Sénégal: le statut de député d'Ousmane Sonko au centre d'un débat pour la présidence de l'Assemblée nationale
Le président de l'Assemblée nationale sénégalaise, El Malick Ndiaye, a annoncé le 24 mai sa démission. Ousmane Sonko, limogé de son poste de Premier ministre le 22 mai et chef du parti majoritaire au Parlement, va-t-il le remplacer ? Un débat juridique s'est engagé au Sénégal autour du statut de député de Sonko. Explications.
Ousmane Sonko pourra-t-il retrouver son siège de député, décroché en novembre 2025 à l'issue des dernières législatives ? C'est toute la question qui divise la classe politique au Sénégal. Et le débat est purement juridique.
Car au moment de son élection, Ousmane Sonko était déjà Premier ministre : une fonction incompatible avec celle de député, selon la Constitution du Sénégal.
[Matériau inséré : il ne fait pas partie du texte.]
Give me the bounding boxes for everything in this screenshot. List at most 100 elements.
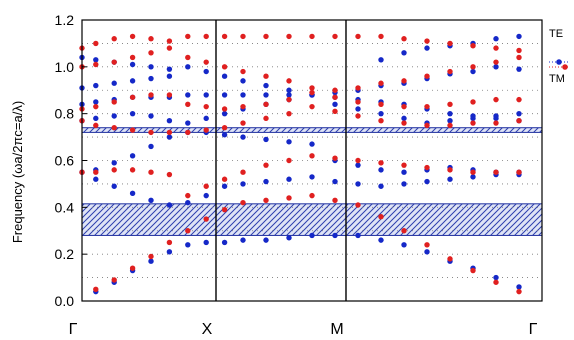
data-point xyxy=(309,232,315,239)
data-point xyxy=(516,96,522,103)
data-point xyxy=(240,199,246,206)
data-point xyxy=(111,113,117,119)
data-point xyxy=(332,155,338,161)
data-point xyxy=(332,101,338,108)
data-point xyxy=(185,199,191,206)
data-point xyxy=(286,33,292,40)
data-point xyxy=(424,122,430,129)
data-point xyxy=(148,197,154,204)
x-tick-label: M xyxy=(330,321,343,338)
data-point xyxy=(93,61,99,68)
x-tick-label: Γ xyxy=(529,321,538,338)
data-point xyxy=(447,117,453,124)
data-point xyxy=(470,169,476,175)
data-point xyxy=(263,101,269,108)
data-point xyxy=(401,162,407,168)
data-point xyxy=(493,279,499,285)
data-point xyxy=(111,277,117,283)
data-point xyxy=(424,242,430,248)
data-point xyxy=(447,40,453,47)
data-point xyxy=(185,129,191,136)
data-point xyxy=(332,232,338,239)
data-point xyxy=(401,181,407,187)
data-point xyxy=(240,33,246,40)
legend-te-marker xyxy=(556,59,562,65)
data-point xyxy=(493,96,499,103)
data-point xyxy=(516,288,522,295)
data-point xyxy=(221,176,228,182)
data-point xyxy=(401,120,407,126)
data-point xyxy=(332,197,338,204)
y-axis-ticks: 0.0 0.2 0.4 0.6 0.8 1.0 1.2 xyxy=(55,12,87,309)
data-point xyxy=(355,85,361,91)
data-point xyxy=(111,80,117,86)
data-point xyxy=(355,157,361,164)
legend: TE TM xyxy=(549,28,570,85)
data-point xyxy=(447,68,453,75)
data-point xyxy=(93,176,99,182)
data-point xyxy=(93,115,99,122)
data-point xyxy=(166,171,173,178)
data-point xyxy=(286,110,292,117)
data-point xyxy=(355,232,361,239)
data-point xyxy=(240,68,246,75)
data-point xyxy=(203,183,209,189)
data-point xyxy=(286,195,292,201)
data-point xyxy=(263,92,269,98)
data-point xyxy=(185,242,191,248)
data-point xyxy=(286,87,292,93)
data-point xyxy=(185,192,191,199)
data-point xyxy=(166,129,173,136)
data-point xyxy=(516,110,522,117)
data-point xyxy=(93,82,99,89)
y-tick-label: 1.2 xyxy=(55,12,75,28)
data-point xyxy=(470,43,476,49)
data-point xyxy=(309,33,315,40)
data-point xyxy=(263,82,269,89)
data-point xyxy=(332,33,338,40)
data-point xyxy=(378,117,384,124)
series-te xyxy=(79,33,522,295)
data-point xyxy=(355,99,361,105)
data-point xyxy=(185,228,191,234)
data-point xyxy=(111,36,117,42)
data-point xyxy=(166,45,173,51)
data-point xyxy=(148,143,154,150)
data-point xyxy=(203,33,209,40)
series-tm xyxy=(79,33,522,295)
data-point xyxy=(263,162,269,168)
data-point xyxy=(221,106,228,112)
data-point xyxy=(203,115,209,122)
data-point xyxy=(221,64,228,70)
data-point xyxy=(221,33,228,40)
data-point xyxy=(111,125,117,131)
data-point xyxy=(263,73,269,79)
data-point xyxy=(401,169,407,175)
data-point xyxy=(203,68,209,75)
data-point xyxy=(111,183,117,189)
y-tick-label: 0.0 xyxy=(55,293,75,309)
x-tick-label: Γ xyxy=(69,321,78,338)
data-point xyxy=(148,129,154,136)
data-point xyxy=(185,120,191,126)
y-axis-label: Frequency (ωa/2πc=a/λ) xyxy=(10,101,25,243)
data-point xyxy=(111,99,117,105)
data-point xyxy=(378,214,384,220)
data-point xyxy=(185,54,191,61)
data-point xyxy=(166,117,173,124)
data-point xyxy=(447,122,453,129)
data-point xyxy=(378,80,384,86)
data-point xyxy=(401,78,407,84)
data-point xyxy=(203,92,209,98)
data-point xyxy=(129,110,136,117)
data-point xyxy=(493,45,499,51)
data-point xyxy=(516,117,522,124)
data-point xyxy=(493,274,499,281)
data-point xyxy=(263,115,269,122)
data-point xyxy=(516,284,522,290)
data-point xyxy=(111,167,117,173)
data-point xyxy=(447,176,453,182)
data-point xyxy=(93,40,99,47)
data-point xyxy=(378,237,384,243)
data-point xyxy=(309,153,315,159)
De ce fait, l'intéressé aurait en quelque sorte automatiquement perdu son mandat de député, vu qu'il n'a jamais eu à l'exercer et qu'il n'a donc pas pu le suspendre.
Pour ceux qui défendent l'impossibilité de sa réintégration à l'Assemblée, Ousmane Sonko aurait dû formellement démissionner de la Primature pour valider son élection en tant que député, avant d'être reconduit Premier ministre et de suspendre son mandat parlementaire. Or, en l'état actuel, selon ces juristes, Ousmane Sonko a tout simplement perdu son mandat et ne peut donc pas le retrouver.
Faux, répond-on dans les rangs du Pastef au pouvoir, brandissant à l'appui une lettre dans laquelle Ousmane Sonko demande bien la suspension de son mandat à l'Assemblée nationale.
Suspendu ou perdu, l'enjeu est éminemment politique, puisque le nouveau président du perchoir doit être élu le 26 mai par l'ensemble des parlementaires. Et dans une assemblée dominée par le Pastef – avec 130 députés sur 165 –, l'élection du chef de leur parti, Ousmane Sonko, semble quasiment acquise. Ce débat juridique risque donc de compliquer ce qui aurait pu être une simple formalité.
À la tête du pouvoir législatif, Ousmane Sonko serait en mesure d'impulser l'adoption de nouvelles lois mais aussi, si besoin, de bloquer l'action gouvernementale et le pouvoir exécutif du chef de l'État.
Reste les autres inconnues politiques du moment : qui pour remplacer Ousmane Sonko à la Primature et pour former un nouveau gouvernement ? Aucune date n'a été indiquée par la présidence. Ce gouvernement se fera-t-il avec ou sans figures du Pastef ? Les deux sont possibles, le chef de l'État étant, actuellement, toujours membre de son parti d'origine.
Dans l'immédiat, le gouvernement sortant est chargé de gérer les affaires courantes. Et, pour l'heure, le président de la République Bassirou Diomaye Faye et Ousmane Sonko sont silencieux.